Gardiman Massimo, De Rosso Mirko, De Marchi Fabiola, Flamini Riccardo
Council for Agricultural Research and Economics - Research Center for Viticulture & Enology (CREA-VE), Conegliano (TV), 31015, Italy.
Metabolomics. 2023 Mar 28;19(4):25. doi: 10.1007/s11306-023-01997-w.
Prosecco wine production has been strongly extended in the last decade and several new clones have been introduced. "Glera" (minimum 85%) and "Glera lunga" are grape varieties of great economic impact used to produce Prosecco wines. Study of grape berry secondary metabolites is effective in the classification of vine varieties and clones. High-resolution mass spectrometry provides complete panorama of these metabolites in single analysis and coupling to statistical multivariate analysis is successfully applied in vine chemotaxonomy.
update and deepen the knowledge on the "Glera" and "Glera lunga" berry grapes chemotaxonomy and investigate some of the most produced and marketed clones by using the modern analytical and statistical tools.
five clones of "Glera" and two of "Glera lunga" grown in the same vineyard with same agronomical practices were studied for three vintages. Grape berry metabolomics was characterized by UHPLC/QTOF and multivariate statistical analysis was performed on the signals of main metabolites of oenological interest.
"Glera" and "Glera lunga" showed different monoterpene profiles ("Glera" is richer in glycosidic linalool and nerol) and differences in polyphenols (catechin, epicatechin and procyanidins, trans-feruloyltartaric acid, E-ε-viniferin, isorhamnetin-glucoside, quercetin galactoside). Vintage affected the accumulation of these metabolites in berry. No statistical differentiation among the clones of each variety, was found.
Coupling HRMS metabolomics/statistical multivariate analysis enabled clear differentiation between the two varieties. The examined clones of same variety showed similar metabolomic profiles and enological characteristics, but vineyard planting using different clones can result in more consistent final wines reducing the vintage variability linked to genotype × environment interaction.
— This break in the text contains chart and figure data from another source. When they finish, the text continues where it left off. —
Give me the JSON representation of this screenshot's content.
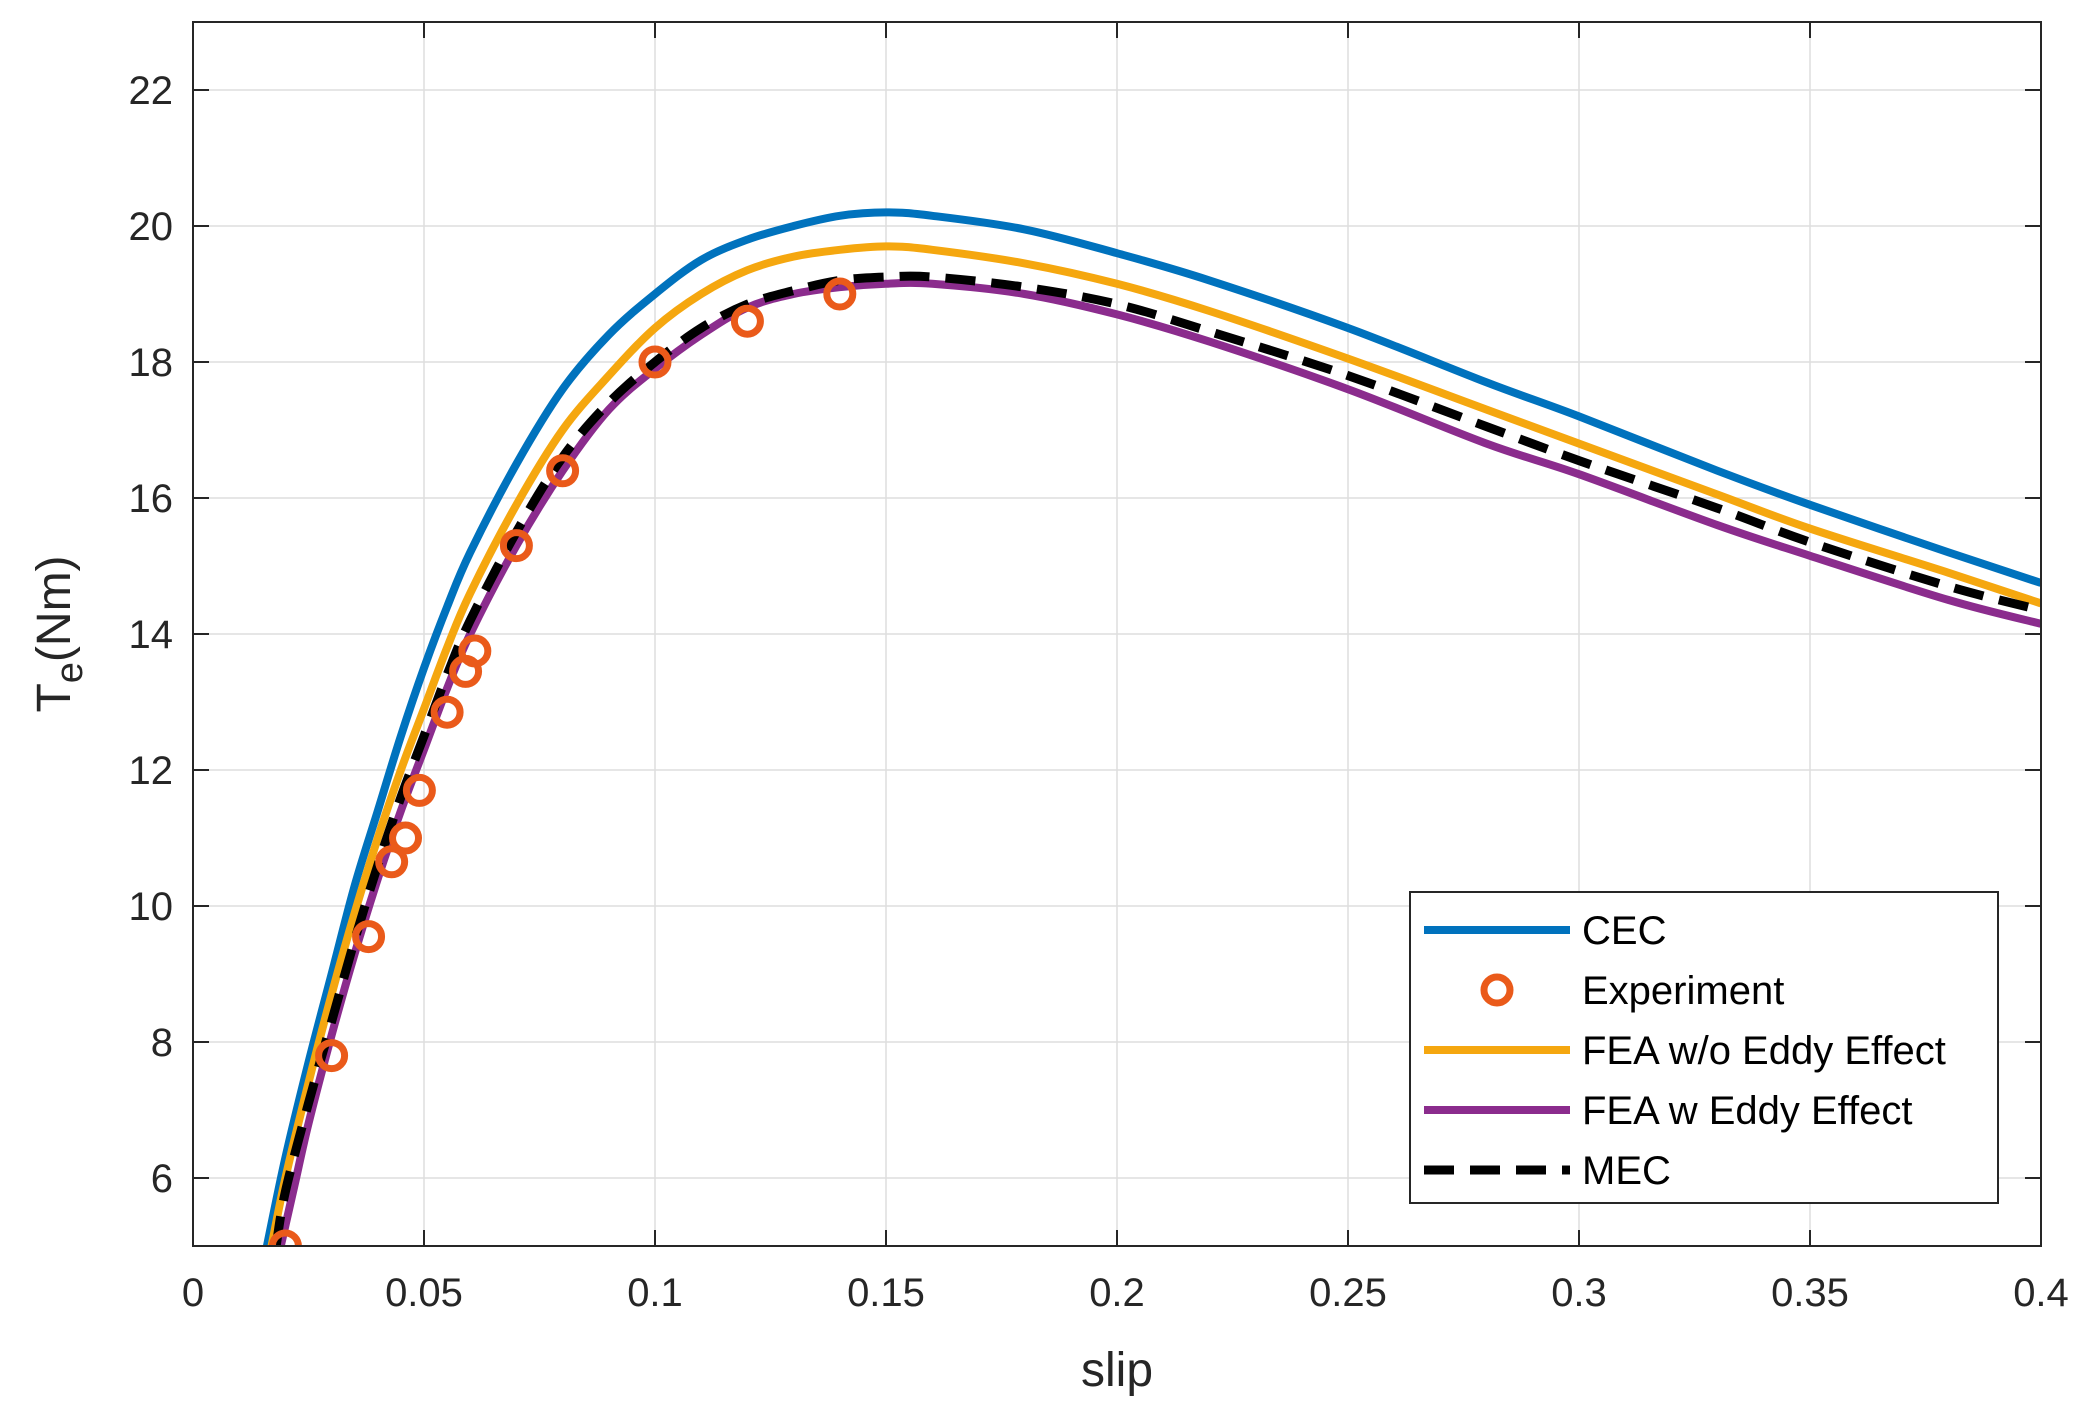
{
  "chart_data": {
    "type": "line",
    "title": "",
    "xlabel": "slip",
    "ylabel_main": "T",
    "ylabel_sub": "e",
    "ylabel_rest": "(Nm)",
    "xlim": [
      0,
      0.4
    ],
    "ylim": [
      5,
      23
    ],
    "grid": true,
    "legend_position": "bottom-right",
    "x_ticks": [
      0,
      0.05,
      0.1,
      0.15,
      0.2,
      0.25,
      0.3,
      0.35,
      0.4
    ],
    "x_tick_labels": [
      "0",
      "0.05",
      "0.1",
      "0.15",
      "0.2",
      "0.25",
      "0.3",
      "0.35",
      "0.4"
    ],
    "y_ticks": [
      6,
      8,
      10,
      12,
      14,
      16,
      18,
      20,
      22
    ],
    "y_tick_labels": [
      "6",
      "8",
      "10",
      "12",
      "14",
      "16",
      "18",
      "20",
      "22"
    ],
    "series": [
      {
        "name": "CEC",
        "style": "line",
        "color": "#0072BD",
        "x": [
          0.016,
          0.02,
          0.025,
          0.03,
          0.035,
          0.04,
          0.045,
          0.05,
          0.055,
          0.06,
          0.07,
          0.08,
          0.09,
          0.1,
          0.11,
          0.12,
          0.13,
          0.14,
          0.15,
          0.16,
          0.18,
          0.2,
          0.22,
          0.25,
          0.28,
          0.3,
          0.33,
          0.35,
          0.38,
          0.4
        ],
        "y": [
          5.0,
          6.3,
          7.7,
          9.0,
          10.3,
          11.4,
          12.5,
          13.5,
          14.4,
          15.2,
          16.5,
          17.6,
          18.4,
          19.0,
          19.5,
          19.8,
          20.0,
          20.15,
          20.2,
          20.15,
          19.95,
          19.6,
          19.2,
          18.5,
          17.7,
          17.2,
          16.4,
          15.9,
          15.2,
          14.75
        ]
      },
      {
        "name": "Experiment",
        "style": "marker",
        "color": "#EA5A1A",
        "x": [
          0.02,
          0.03,
          0.038,
          0.043,
          0.046,
          0.049,
          0.055,
          0.059,
          0.061,
          0.07,
          0.08,
          0.1,
          0.12,
          0.14
        ],
        "y": [
          5.0,
          7.8,
          9.55,
          10.65,
          11.0,
          11.7,
          12.85,
          13.45,
          13.75,
          15.3,
          16.4,
          18.0,
          18.6,
          19.0
        ]
      },
      {
        "name": "FEA w/o Eddy Effect",
        "style": "line",
        "color": "#F5A70F",
        "x": [
          0.017,
          0.02,
          0.025,
          0.03,
          0.035,
          0.04,
          0.045,
          0.05,
          0.055,
          0.06,
          0.07,
          0.08,
          0.09,
          0.1,
          0.11,
          0.12,
          0.13,
          0.14,
          0.15,
          0.16,
          0.18,
          0.2,
          0.22,
          0.25,
          0.28,
          0.3,
          0.33,
          0.35,
          0.38,
          0.4
        ],
        "y": [
          5.0,
          6.0,
          7.4,
          8.7,
          9.9,
          11.0,
          12.0,
          12.9,
          13.8,
          14.6,
          15.9,
          17.0,
          17.8,
          18.5,
          19.0,
          19.35,
          19.55,
          19.65,
          19.7,
          19.65,
          19.45,
          19.15,
          18.75,
          18.05,
          17.3,
          16.8,
          16.05,
          15.55,
          14.9,
          14.45
        ]
      },
      {
        "name": "FEA w Eddy Effect",
        "style": "line",
        "color": "#8B2C8D",
        "x": [
          0.019,
          0.022,
          0.025,
          0.03,
          0.035,
          0.04,
          0.045,
          0.05,
          0.055,
          0.06,
          0.07,
          0.08,
          0.09,
          0.1,
          0.11,
          0.12,
          0.13,
          0.14,
          0.15,
          0.16,
          0.18,
          0.2,
          0.22,
          0.25,
          0.28,
          0.3,
          0.33,
          0.35,
          0.38,
          0.4
        ],
        "y": [
          5.0,
          5.9,
          6.8,
          8.1,
          9.3,
          10.4,
          11.4,
          12.3,
          13.2,
          14.0,
          15.3,
          16.4,
          17.3,
          17.9,
          18.4,
          18.8,
          19.0,
          19.1,
          19.15,
          19.15,
          19.0,
          18.7,
          18.3,
          17.6,
          16.8,
          16.35,
          15.6,
          15.15,
          14.5,
          14.15
        ]
      },
      {
        "name": "MEC",
        "style": "dashed",
        "color": "#000000",
        "x": [
          0.018,
          0.02,
          0.025,
          0.03,
          0.035,
          0.04,
          0.045,
          0.05,
          0.055,
          0.06,
          0.07,
          0.08,
          0.09,
          0.1,
          0.11,
          0.12,
          0.13,
          0.14,
          0.15,
          0.16,
          0.18,
          0.2,
          0.22,
          0.25,
          0.28,
          0.3,
          0.33,
          0.35,
          0.38,
          0.4
        ],
        "y": [
          5.0,
          5.8,
          7.1,
          8.3,
          9.5,
          10.6,
          11.6,
          12.5,
          13.4,
          14.2,
          15.5,
          16.6,
          17.4,
          18.0,
          18.5,
          18.85,
          19.05,
          19.2,
          19.25,
          19.25,
          19.1,
          18.85,
          18.45,
          17.8,
          17.05,
          16.55,
          15.85,
          15.35,
          14.7,
          14.35
        ]
      }
    ]
  }
}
在过去十年中,普罗塞克葡萄酒的产量大幅增长,并且引入了几个新的克隆品种。“格雷拉”(最低85%)和“长格雷拉”是用于生产普罗塞克葡萄酒的具有重大经济影响的葡萄品种。对葡萄浆果次生代谢产物的研究有助于葡萄品种和克隆品种的分类。高分辨率质谱法在单次分析中就能提供这些代谢产物的完整全景图,并且与统计多变量分析相结合已成功应用于葡萄化学分类学。
更新并深化对“格雷拉”和“长格雷拉”浆果葡萄化学分类学的认识,并使用现代分析和统计工具研究一些产量最高且市场上销售的克隆品种。
对在同一葡萄园采用相同农艺措施种植的5个“格雷拉”克隆品种和2个“长格雷拉”克隆品种进行了三个年份的研究。通过超高效液相色谱/四极杆飞行时间质谱对葡萄浆果代谢组学进行表征,并对酿酒学感兴趣的主要代谢产物的信号进行多变量统计分析。
“格雷拉”和“长格雷拉”表现出不同的单萜类化合物谱(“格雷拉”中糖苷形式的芳樟醇和橙花醇含量更高)以及多酚类物质的差异(儿茶素、表儿茶素和原花青素、反式阿魏酰酒石酸、E - ε - 葡萄素、异鼠李素 - 葡萄糖苷、槲皮素半乳糖苷)。年份影响了这些代谢产物在浆果中的积累。未发现每个品种的克隆之间存在统计学差异。
高分辨率质谱代谢组学与统计多变量分析相结合能够清晰地区分这两个品种。同一品种的受试克隆品种表现出相似的代谢组学特征和酿酒学特性,但使用不同克隆品种进行葡萄园种植可以使最终葡萄酒更加稳定,减少与基因型×环境相互作用相关的年份变异性。